A question from Introduction to Topological Manifolds:
4-28. Suppose $M$ is a noncompact manifold of dimension $n \ge 1$. Show that its one-point compactification is an $n$-manifold if and only if there exists a precompact open subset $U \subseteq M$ such that $M \setminus U$ is homeomorphic to $\mathbb{R}^n \setminus \mathbb{B}^n$. [Hint: you may find the inversion map $f: \mathbb{R}^n \setminus \mathbb{B}^n \to \overline{\mathbb{B}^n}$ defined by $f(x)=x/|x|^2$ useful.]
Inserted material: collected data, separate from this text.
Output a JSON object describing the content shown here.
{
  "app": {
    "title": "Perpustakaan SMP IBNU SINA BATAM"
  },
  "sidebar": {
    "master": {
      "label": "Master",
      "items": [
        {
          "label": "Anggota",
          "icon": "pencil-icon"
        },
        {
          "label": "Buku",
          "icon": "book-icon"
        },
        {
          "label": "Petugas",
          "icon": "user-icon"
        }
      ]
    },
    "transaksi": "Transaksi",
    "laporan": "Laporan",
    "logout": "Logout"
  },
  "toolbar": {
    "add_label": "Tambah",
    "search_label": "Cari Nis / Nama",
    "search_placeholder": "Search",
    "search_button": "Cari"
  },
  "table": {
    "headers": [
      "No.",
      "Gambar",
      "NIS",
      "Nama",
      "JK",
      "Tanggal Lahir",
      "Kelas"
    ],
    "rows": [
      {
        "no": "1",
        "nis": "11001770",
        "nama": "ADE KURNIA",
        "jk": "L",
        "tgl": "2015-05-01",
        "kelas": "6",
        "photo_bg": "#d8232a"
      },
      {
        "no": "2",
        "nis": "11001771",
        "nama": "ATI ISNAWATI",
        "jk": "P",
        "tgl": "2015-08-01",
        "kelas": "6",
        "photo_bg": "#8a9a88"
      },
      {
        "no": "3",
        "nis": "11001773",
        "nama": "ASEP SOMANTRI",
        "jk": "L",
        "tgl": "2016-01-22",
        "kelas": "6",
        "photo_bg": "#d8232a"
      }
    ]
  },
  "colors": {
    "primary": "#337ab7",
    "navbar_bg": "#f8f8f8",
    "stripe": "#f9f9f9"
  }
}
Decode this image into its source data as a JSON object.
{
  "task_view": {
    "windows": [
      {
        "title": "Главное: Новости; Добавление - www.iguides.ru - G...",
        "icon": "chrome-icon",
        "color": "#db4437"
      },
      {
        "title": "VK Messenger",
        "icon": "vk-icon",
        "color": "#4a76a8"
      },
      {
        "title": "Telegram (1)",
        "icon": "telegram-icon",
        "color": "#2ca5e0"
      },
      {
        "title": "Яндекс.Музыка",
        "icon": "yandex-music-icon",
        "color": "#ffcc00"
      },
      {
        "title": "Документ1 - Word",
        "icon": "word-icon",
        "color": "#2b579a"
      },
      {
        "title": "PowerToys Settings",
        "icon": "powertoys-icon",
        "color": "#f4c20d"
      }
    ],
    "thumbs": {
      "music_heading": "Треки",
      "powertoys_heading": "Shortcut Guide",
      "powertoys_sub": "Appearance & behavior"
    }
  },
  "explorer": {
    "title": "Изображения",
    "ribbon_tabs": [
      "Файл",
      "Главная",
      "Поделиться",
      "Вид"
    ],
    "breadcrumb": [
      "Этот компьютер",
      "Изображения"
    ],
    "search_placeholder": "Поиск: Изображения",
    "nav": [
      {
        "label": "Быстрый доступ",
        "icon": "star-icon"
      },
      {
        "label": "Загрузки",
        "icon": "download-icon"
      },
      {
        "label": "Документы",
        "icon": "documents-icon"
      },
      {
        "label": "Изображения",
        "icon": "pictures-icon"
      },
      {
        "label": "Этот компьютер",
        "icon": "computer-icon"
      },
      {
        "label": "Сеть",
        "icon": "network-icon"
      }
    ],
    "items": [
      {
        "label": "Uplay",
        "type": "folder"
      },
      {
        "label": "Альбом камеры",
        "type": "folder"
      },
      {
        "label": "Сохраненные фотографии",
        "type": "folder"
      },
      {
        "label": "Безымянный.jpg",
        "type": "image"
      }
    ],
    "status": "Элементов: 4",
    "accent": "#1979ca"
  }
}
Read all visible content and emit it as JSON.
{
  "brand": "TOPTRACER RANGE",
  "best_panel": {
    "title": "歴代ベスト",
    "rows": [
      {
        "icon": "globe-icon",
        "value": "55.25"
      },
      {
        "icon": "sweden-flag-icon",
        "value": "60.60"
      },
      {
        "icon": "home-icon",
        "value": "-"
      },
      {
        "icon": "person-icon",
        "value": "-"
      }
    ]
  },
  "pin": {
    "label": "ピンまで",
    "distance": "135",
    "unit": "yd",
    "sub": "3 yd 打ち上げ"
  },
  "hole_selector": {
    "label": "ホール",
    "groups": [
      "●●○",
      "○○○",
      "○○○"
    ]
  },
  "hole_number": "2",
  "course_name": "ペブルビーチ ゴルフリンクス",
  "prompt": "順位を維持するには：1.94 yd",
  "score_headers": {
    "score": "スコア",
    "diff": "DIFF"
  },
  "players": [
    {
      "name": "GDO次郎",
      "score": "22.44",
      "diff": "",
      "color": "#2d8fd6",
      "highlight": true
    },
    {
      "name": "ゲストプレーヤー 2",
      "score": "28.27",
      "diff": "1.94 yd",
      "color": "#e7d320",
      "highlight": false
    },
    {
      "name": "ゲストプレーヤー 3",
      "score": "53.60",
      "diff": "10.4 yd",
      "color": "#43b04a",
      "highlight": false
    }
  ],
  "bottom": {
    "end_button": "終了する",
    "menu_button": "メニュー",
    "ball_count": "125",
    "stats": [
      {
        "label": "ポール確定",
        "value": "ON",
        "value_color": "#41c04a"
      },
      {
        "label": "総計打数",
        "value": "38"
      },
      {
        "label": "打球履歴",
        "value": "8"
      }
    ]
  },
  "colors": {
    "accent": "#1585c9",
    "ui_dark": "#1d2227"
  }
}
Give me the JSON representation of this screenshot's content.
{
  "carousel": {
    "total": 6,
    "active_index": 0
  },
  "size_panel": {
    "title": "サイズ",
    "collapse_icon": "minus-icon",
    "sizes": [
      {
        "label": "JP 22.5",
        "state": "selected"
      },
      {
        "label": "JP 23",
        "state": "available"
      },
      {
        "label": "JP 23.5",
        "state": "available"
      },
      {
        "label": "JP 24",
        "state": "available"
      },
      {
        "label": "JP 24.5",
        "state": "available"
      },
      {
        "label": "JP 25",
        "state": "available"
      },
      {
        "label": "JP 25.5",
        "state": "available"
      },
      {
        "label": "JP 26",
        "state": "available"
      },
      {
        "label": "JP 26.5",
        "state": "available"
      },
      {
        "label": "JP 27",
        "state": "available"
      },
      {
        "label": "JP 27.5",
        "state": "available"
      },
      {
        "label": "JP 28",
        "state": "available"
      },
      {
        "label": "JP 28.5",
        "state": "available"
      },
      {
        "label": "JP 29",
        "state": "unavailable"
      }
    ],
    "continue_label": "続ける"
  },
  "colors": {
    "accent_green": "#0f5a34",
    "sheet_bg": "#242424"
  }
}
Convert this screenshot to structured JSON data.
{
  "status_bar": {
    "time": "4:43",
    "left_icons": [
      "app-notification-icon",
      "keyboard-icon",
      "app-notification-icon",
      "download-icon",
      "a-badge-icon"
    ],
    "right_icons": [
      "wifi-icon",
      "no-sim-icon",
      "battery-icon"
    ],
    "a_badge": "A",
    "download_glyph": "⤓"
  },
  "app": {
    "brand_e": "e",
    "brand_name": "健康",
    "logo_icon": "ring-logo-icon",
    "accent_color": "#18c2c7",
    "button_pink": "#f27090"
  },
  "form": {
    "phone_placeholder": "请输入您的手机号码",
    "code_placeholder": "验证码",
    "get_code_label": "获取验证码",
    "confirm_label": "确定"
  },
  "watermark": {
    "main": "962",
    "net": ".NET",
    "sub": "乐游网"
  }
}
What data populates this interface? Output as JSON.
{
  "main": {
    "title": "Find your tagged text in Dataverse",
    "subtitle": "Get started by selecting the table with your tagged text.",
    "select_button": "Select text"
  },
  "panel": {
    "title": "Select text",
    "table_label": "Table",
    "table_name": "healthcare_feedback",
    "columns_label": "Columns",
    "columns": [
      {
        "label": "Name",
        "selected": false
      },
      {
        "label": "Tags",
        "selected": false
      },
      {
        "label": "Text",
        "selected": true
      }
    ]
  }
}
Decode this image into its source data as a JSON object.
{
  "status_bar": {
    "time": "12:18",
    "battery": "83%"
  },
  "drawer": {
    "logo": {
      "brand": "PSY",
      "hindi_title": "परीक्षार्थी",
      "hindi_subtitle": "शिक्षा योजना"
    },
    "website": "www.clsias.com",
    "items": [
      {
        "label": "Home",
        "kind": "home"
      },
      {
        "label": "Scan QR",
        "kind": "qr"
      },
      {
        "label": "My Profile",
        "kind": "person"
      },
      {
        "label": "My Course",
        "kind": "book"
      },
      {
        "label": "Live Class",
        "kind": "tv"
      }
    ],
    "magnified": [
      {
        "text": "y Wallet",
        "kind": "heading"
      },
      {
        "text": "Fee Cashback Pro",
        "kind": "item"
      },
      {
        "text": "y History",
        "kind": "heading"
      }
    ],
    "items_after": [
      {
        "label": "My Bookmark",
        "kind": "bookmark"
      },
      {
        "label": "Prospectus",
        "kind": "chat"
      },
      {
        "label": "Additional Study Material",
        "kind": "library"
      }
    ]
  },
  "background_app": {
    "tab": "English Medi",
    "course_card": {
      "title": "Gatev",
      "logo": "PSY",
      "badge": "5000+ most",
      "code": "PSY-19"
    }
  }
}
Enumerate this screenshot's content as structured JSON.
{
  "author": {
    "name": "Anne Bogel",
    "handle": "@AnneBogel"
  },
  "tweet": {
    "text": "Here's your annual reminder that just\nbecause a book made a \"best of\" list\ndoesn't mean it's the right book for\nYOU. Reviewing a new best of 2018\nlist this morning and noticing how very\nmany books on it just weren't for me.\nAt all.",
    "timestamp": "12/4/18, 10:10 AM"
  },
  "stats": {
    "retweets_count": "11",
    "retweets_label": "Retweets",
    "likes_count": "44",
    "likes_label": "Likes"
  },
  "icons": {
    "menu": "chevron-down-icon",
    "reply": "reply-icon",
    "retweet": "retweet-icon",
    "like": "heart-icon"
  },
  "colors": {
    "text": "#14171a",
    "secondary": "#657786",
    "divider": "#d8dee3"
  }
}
Here $\mathbb{B}^n$ is the open unit ball in $\mathbb{R}^n$. Can anyone provide a bigger hint for this question?
Denote the one-point compactification of $M$ by $M^*$.
- If $M^*$ is an $n$-manifold, then we can choose some neighborhood $E$ around $\infty$ such that $E$ is homeomorphic to $\mathbb{B}^n$. We know that $M^* \setminus E$ is compact. Choose $U = \operatorname{Int} (M^* \setminus E)$; then $M \setminus U = \overline{M \setminus (M^* \setminus E)} = \overline{E \setminus \{\infty\}}.$ Where do I go from here?
- For the converse, the set $M^* \setminus \overline{U} = \operatorname{Int} (M^* \setminus U)$ is a neighborhood of $\infty$. But how do I connect this with $M \setminus U$?